I wrote this post a few weeks ago. And I have been mulling over whether to post it or not. I feel like I have healed a bit more since it was written, but I do still feel this way most of the time. As everyone keeps saying, these things take time.
It is funny. I don't even really miss him that much. Which now, looking back, speaks volumes about our relationship.
I miss my old life. I really loved my old life. I really loved him, and the future we were building together. I loved getting up on Saturday mornings together, cleaning the house, heading to Costco, and going out for dinner with friends. I loved planning our next house. What the kitchen would be like, what the floors would look like, what color we would paint the living room. I wanted a view of the ocean in the next house. He thought it would be too expensive. I loved being his future wife, the future mother of his children. I miss those things. I miss the future that I am never going to have with him. I miss the dreams that I had.

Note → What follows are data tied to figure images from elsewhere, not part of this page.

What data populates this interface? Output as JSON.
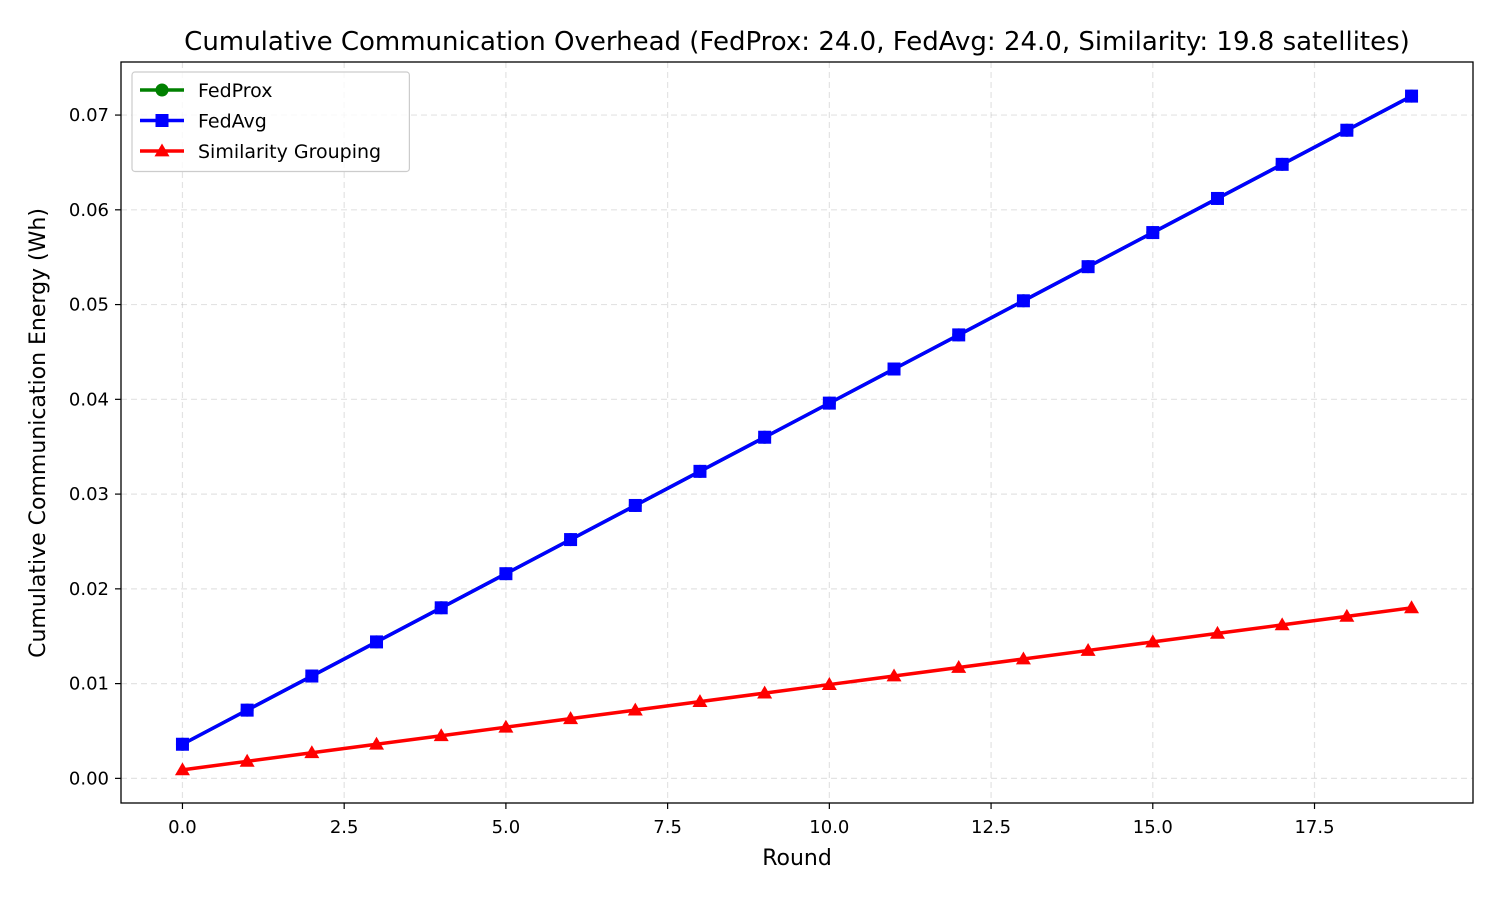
{
  "chart_data": {
    "type": "line",
    "title": "Cumulative Communication Overhead (FedProx: 24.0, FedAvg: 24.0, Similarity: 19.8 satellites)",
    "xlabel": "Round",
    "ylabel": "Cumulative Communication Energy (Wh)",
    "xlim": [
      -0.95,
      19.95
    ],
    "ylim": [
      -0.0026,
      0.0756
    ],
    "xticks": [
      0.0,
      2.5,
      5.0,
      7.5,
      10.0,
      12.5,
      15.0,
      17.5
    ],
    "xtick_labels": [
      "0.0",
      "2.5",
      "5.0",
      "7.5",
      "10.0",
      "12.5",
      "15.0",
      "17.5"
    ],
    "yticks": [
      0.0,
      0.01,
      0.02,
      0.03,
      0.04,
      0.05,
      0.06,
      0.07
    ],
    "ytick_labels": [
      "0.00",
      "0.01",
      "0.02",
      "0.03",
      "0.04",
      "0.05",
      "0.06",
      "0.07"
    ],
    "grid": true,
    "legend_position": "top-left",
    "x": [
      0,
      1,
      2,
      3,
      4,
      5,
      6,
      7,
      8,
      9,
      10,
      11,
      12,
      13,
      14,
      15,
      16,
      17,
      18,
      19
    ],
    "series": [
      {
        "name": "FedProx",
        "color": "#008000",
        "marker": "circle",
        "values": [
          0.0036,
          0.0072,
          0.0108,
          0.0144,
          0.018,
          0.0216,
          0.0252,
          0.0288,
          0.0324,
          0.036,
          0.0396,
          0.0432,
          0.0468,
          0.0504,
          0.054,
          0.0576,
          0.0612,
          0.0648,
          0.0684,
          0.072
        ]
      },
      {
        "name": "FedAvg",
        "color": "#0000ff",
        "marker": "square",
        "values": [
          0.0036,
          0.0072,
          0.0108,
          0.0144,
          0.018,
          0.0216,
          0.0252,
          0.0288,
          0.0324,
          0.036,
          0.0396,
          0.0432,
          0.0468,
          0.0504,
          0.054,
          0.0576,
          0.0612,
          0.0648,
          0.0684,
          0.072
        ]
      },
      {
        "name": "Similarity Grouping",
        "color": "#ff0000",
        "marker": "triangle",
        "values": [
          0.0009,
          0.0018,
          0.0027,
          0.0036,
          0.0045,
          0.0054,
          0.0063,
          0.0072,
          0.0081,
          0.009,
          0.0099,
          0.0108,
          0.0117,
          0.0126,
          0.0135,
          0.0144,
          0.0153,
          0.0162,
          0.0171,
          0.018
        ]
      }
    ]
  }
}
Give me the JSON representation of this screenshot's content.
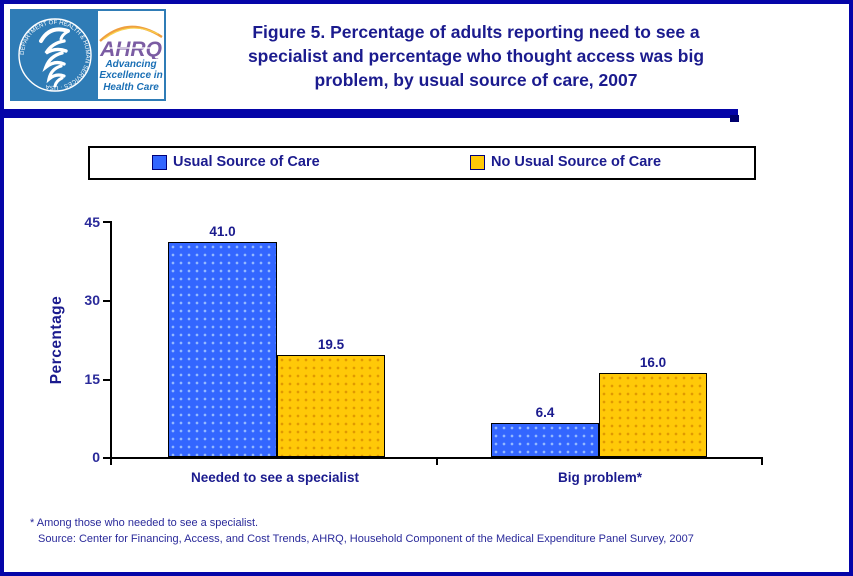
{
  "colors": {
    "navy_text": "#1b1b8e",
    "border_blue": "#0505a8",
    "series_blue": "#3366ff",
    "series_yellow": "#ffc908"
  },
  "header": {
    "title": "Figure 5. Percentage of adults reporting need to see a specialist and percentage who thought access was big problem, by usual source of care, 2007",
    "title_lines": [
      "Figure 5. Percentage of adults reporting need to see a",
      "specialist and percentage who thought access was big",
      "problem, by usual source of care, 2007"
    ],
    "logo": {
      "org_acronym": "AHRQ",
      "tagline_lines": [
        "Advancing",
        "Excellence in",
        "Health Care"
      ],
      "seal_text": "DEPARTMENT OF HEALTH & HUMAN SERVICES · USA"
    }
  },
  "chart_data": {
    "type": "bar",
    "title": "Percentage of adults reporting need to see a specialist and percentage who thought access was big problem, by usual source of care, 2007",
    "categories": [
      "Needed to see a specialist",
      "Big problem*"
    ],
    "series": [
      {
        "name": "Usual Source of Care",
        "color": "#3366ff",
        "values": [
          41.0,
          6.4
        ],
        "labels": [
          "41.0",
          "6.4"
        ]
      },
      {
        "name": "No Usual Source of Care",
        "color": "#ffc908",
        "values": [
          19.5,
          16.0
        ],
        "labels": [
          "19.5",
          "16.0"
        ]
      }
    ],
    "xlabel": "",
    "ylabel": "Percentage",
    "ylim": [
      0,
      45
    ],
    "yticks": [
      0,
      15,
      30,
      45
    ],
    "grid": false,
    "legend_position": "top"
  },
  "footnotes": [
    "* Among those who needed to see a specialist.",
    "Source: Center for Financing, Access, and Cost Trends, AHRQ, Household Component of the Medical Expenditure Panel Survey, 2007"
  ]
}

I miss feeling the way that I felt. Before. I miss feeling like things were going my way. Like I had really found my person. Like I had found something special. Our relationship moved quickly in the beginning. We had bought a house together before our first anniversary. Everyone told us we were crazy. We used to laugh. They didn't know what we knew.
I miss feeling like life is easy. I miss feeling like relationships can work, if you work at them, if you are committed. I really felt that way. That relationships could work, marriages could work, if you committed, and loved one another. And they could work, because even when you felt iffy about something, or nervous about something, you remembered that you had committed to that person, and you love them. And that is why you are making things work.
One of the hardest things about this whole ordeal is that I really loved him. And I was going to marry him. I was going to commit my life to his. And until the day that he said that he couldn't marry me, that we had to break up, I had no idea. I had no idea that he didn't think and want those things too. How could I have not known? How could I have been planning our wedding, planning our marriage, and not known?
My sister says that no one knew. That he had hidden how he had been feeling from everyone. From me, from my family, from his family, from our friends. That it isn't my fault, because he was fooling everyone. But I can't help but feel like I should have known. It was me who was looking him in the eyes while he told me he loved me. And that he wanted me to be his wife.
I guess all I can do is hope that the things that I felt before, will come back. That I will believe in love and marriage again. That I will be able to trust someone, and believe them when they say they want to spend their life with me. That I will, at some point, plan a new future, with another man. That I will dream about houses and children and vacations with our families.
And for now, I'll just hold on to that little piece of hope.